Anonymous hacks Russian TV, plays Ukraine war footage 

The clips directly contradict the message being pushed out by state media.

Hacker collective Anonymous has claimed responsibility for broadcasting footage of the Ukrainian invasion on state-run media channels in Russia — showing citizens there the devastation that the Kremlin has been trying to suppress.

The invasion: Since invading Ukraine on February 24, the Russian military has bombed residential areas, and at least 406 Ukrainian civilians, including 27 children, have died in the fighting. The U.N. believes the real death toll is much higher.

To date, over 2 million Ukrainians have fled the country, and many of those who remain are helping with the resistance effort, taking up arms, making molotov cocktails, and even using personal drones to spy on Russian troops. 

The Kremlin’s narrative: If you were to ask many Russian citizens what was happening in Ukraine, though, they’d tell you a very different story — one crafted by state-run media. 
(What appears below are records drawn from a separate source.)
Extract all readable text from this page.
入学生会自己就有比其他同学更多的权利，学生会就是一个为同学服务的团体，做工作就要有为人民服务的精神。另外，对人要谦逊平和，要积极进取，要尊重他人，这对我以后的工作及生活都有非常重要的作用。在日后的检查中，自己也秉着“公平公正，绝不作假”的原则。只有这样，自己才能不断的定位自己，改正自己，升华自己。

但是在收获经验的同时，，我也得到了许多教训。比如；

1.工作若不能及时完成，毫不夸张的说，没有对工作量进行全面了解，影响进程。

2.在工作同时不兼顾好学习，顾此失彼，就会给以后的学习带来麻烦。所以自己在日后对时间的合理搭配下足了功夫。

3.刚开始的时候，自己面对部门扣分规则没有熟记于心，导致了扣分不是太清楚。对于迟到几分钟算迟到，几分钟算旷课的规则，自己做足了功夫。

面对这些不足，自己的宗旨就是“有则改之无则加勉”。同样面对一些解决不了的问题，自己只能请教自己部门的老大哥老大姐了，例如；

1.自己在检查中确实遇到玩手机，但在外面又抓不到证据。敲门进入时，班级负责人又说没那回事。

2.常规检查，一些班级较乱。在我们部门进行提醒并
In this story, there isn’t a “war,” and Russia hasn’t “invaded” Ukraine — it’s launched a “special military operation” to liberate the grateful Ukrainian people from a fascist, pro-Nazi government. The only threat to civilians comes from Ukrainian nationalists, who are using children as human shields.

Russians found guilty of publishing “false information” about the invasion face up to 15 years in prison.
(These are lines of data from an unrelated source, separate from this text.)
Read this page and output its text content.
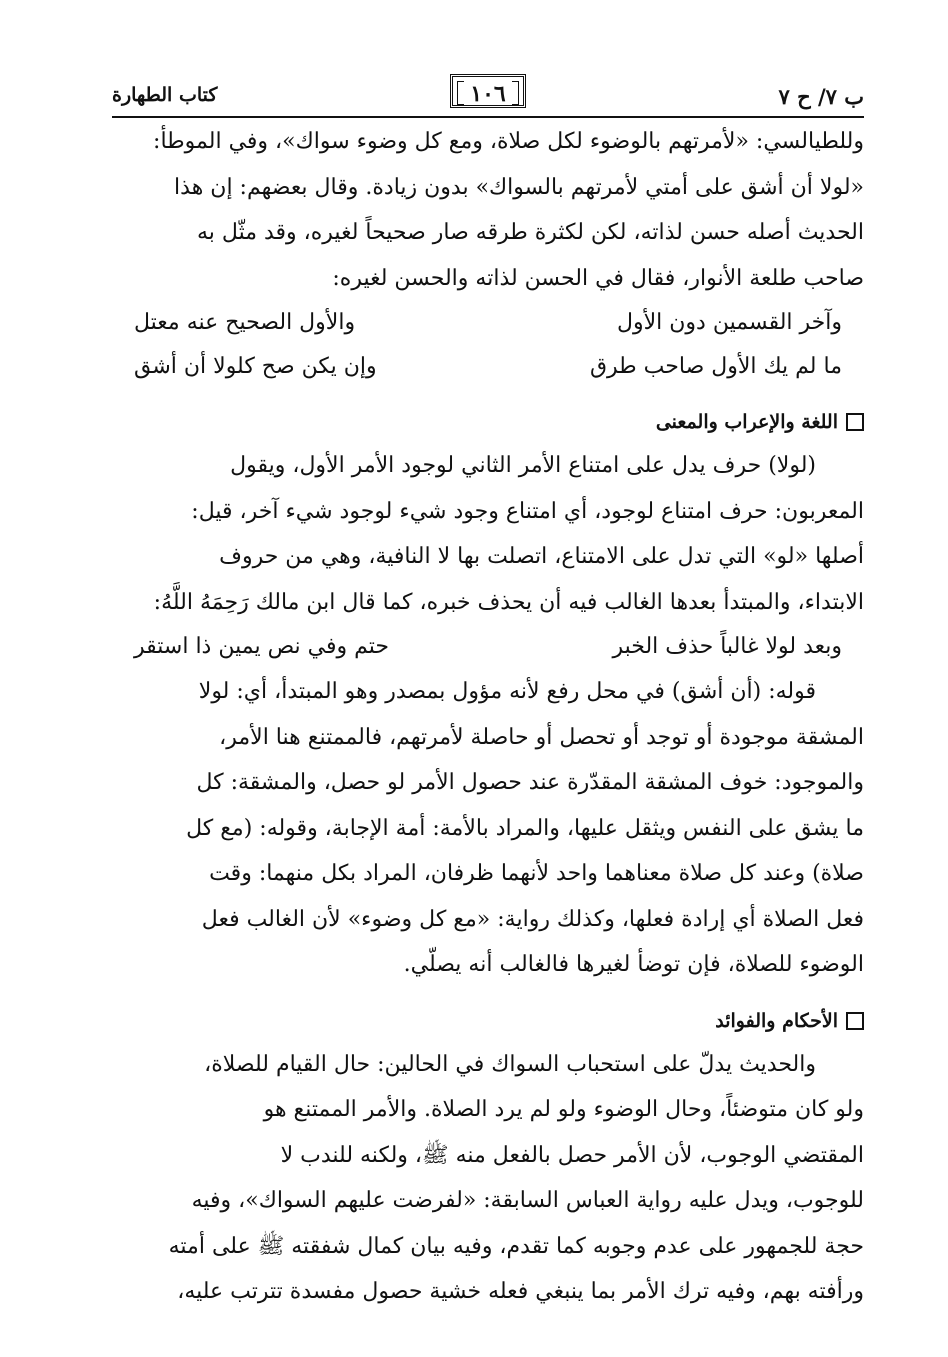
ب ٧/ ح ٧
١٠٦
كتاب الطهارة

وللطيالسي: «لأمرتهم بالوضوء لكل صلاة، ومع كل وضوء سواك»، وفي الموطأ:

«لولا أن أشق على أمتي لأمرتهم بالسواك» بدون زيادة. وقال بعضهم: إن هذا

الحديث أصله حسن لذاته، لكن لكثرة طرقه صار صحيحاً لغيره، وقد مثّل به

صاحب طلعة الأنوار، فقال في الحسن لذاته والحسن لغيره:

وآخر القسمين دون الأول
والأول الصحيح عنه معتل
ما لم يك الأول صاحب طرق
وإن يكن صح كلولا أن أشق
اللغة والإعراب والمعنى

(لولا) حرف يدل على امتناع الأمر الثاني لوجود الأمر الأول، ويقول

المعربون: حرف امتناع لوجود، أي امتناع وجود شيء لوجود شيء آخر، قيل:

أصلها «لو» التي تدل على الامتناع، اتصلت بها لا النافية، وهي من حروف

الابتداء، والمبتدأ بعدها الغالب فيه أن يحذف خبره، كما قال ابن مالك رَحِمَهُ اللَّهُ:

وبعد لولا غالباً حذف الخبر
حتم وفي نص يمين ذا استقر

قوله: (أن أشق) في محل رفع لأنه مؤول بمصدر وهو المبتدأ، أي: لولا

المشقة موجودة أو توجد أو تحصل أو حاصلة لأمرتهم، فالممتنع هنا الأمر،

والموجود: خوف المشقة المقدّرة عند حصول الأمر لو حصل، والمشقة: كل

ما يشق على النفس ويثقل عليها، والمراد بالأمة: أمة الإجابة، وقوله: (مع كل

صلاة) وعند كل صلاة معناهما واحد لأنهما ظرفان، المراد بكل منهما: وقت

فعل الصلاة أي إرادة فعلها، وكذلك رواية: «مع كل وضوء» لأن الغالب فعل

الوضوء للصلاة، فإن توضأ لغيرها فالغالب أنه يصلّي.

الأحكام والفوائد

والحديث يدلّ على استحباب السواك في الحالين: حال القيام للصلاة،

ولو كان متوضئاً، وحال الوضوء ولو لم يرد الصلاة. والأمر الممتنع هو

المقتضي الوجوب، لأن الأمر حصل بالفعل منه ﷺ، ولكنه للندب لا

للوجوب، ويدل عليه رواية العباس السابقة: «لفرضت عليهم السواك»، وفيه

حجة للجمهور على عدم وجوبه كما تقدم، وفيه بيان كمال شفقته ﷺ على أمته

ورأفته بهم، وفيه ترك الأمر بما ينبغي فعله خشية حصول مفسدة تترتب عليه،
Many people believe this because Russia is pushing the message through its state-owned media channels, while cracking down on anyone that says differently — access to social media has been restricted in Russia, and independent television channels have been shut down or silenced.

Russia has also passed a law that means anyone found guilty of publishing “false information” about the invasion — that is, information that contradicts the state’s story — faces up to 15 years in prison.

Illegal broadcast: On March 7, several of Russia’s state-run news channels, as well as two of its streaming services, began broadcasting footage depicting the devastation in Ukraine, along with an anti-war message.

Anonymous — which declared a “cyber war” against the Russian government on February 24 — later took credit for streaming the footage on several Russian stations.

The big picture: The Russian government’s propaganda game is so strong that some people refuse to believe any counternarrative — even when it’s coming directly from their relatives living in Ukraine — so it’s easy to imagine many will dismiss this footage as fake or doctored.

Still, the Russian population isn’t a monolith, and thousands of citizens have been arrested protesting the war in Ukraine. 

The Russian government’s propaganda game is so strong that some people refuse to believe any counternarrative.

Many others are likely somewhere in the middle — not necessarily believing everything that state media is telling them, but also not sure enough about what’s actually happening to challenge their government’s narrative.

Anonymous’ broadcast could sway some in that group to the anti-war side of the spectrum, and that rising dissent — combined with the negative impact of U.S. and European sanctions on Russia’s economy — could perhaps put pressure on Vladimir Putin to end the war.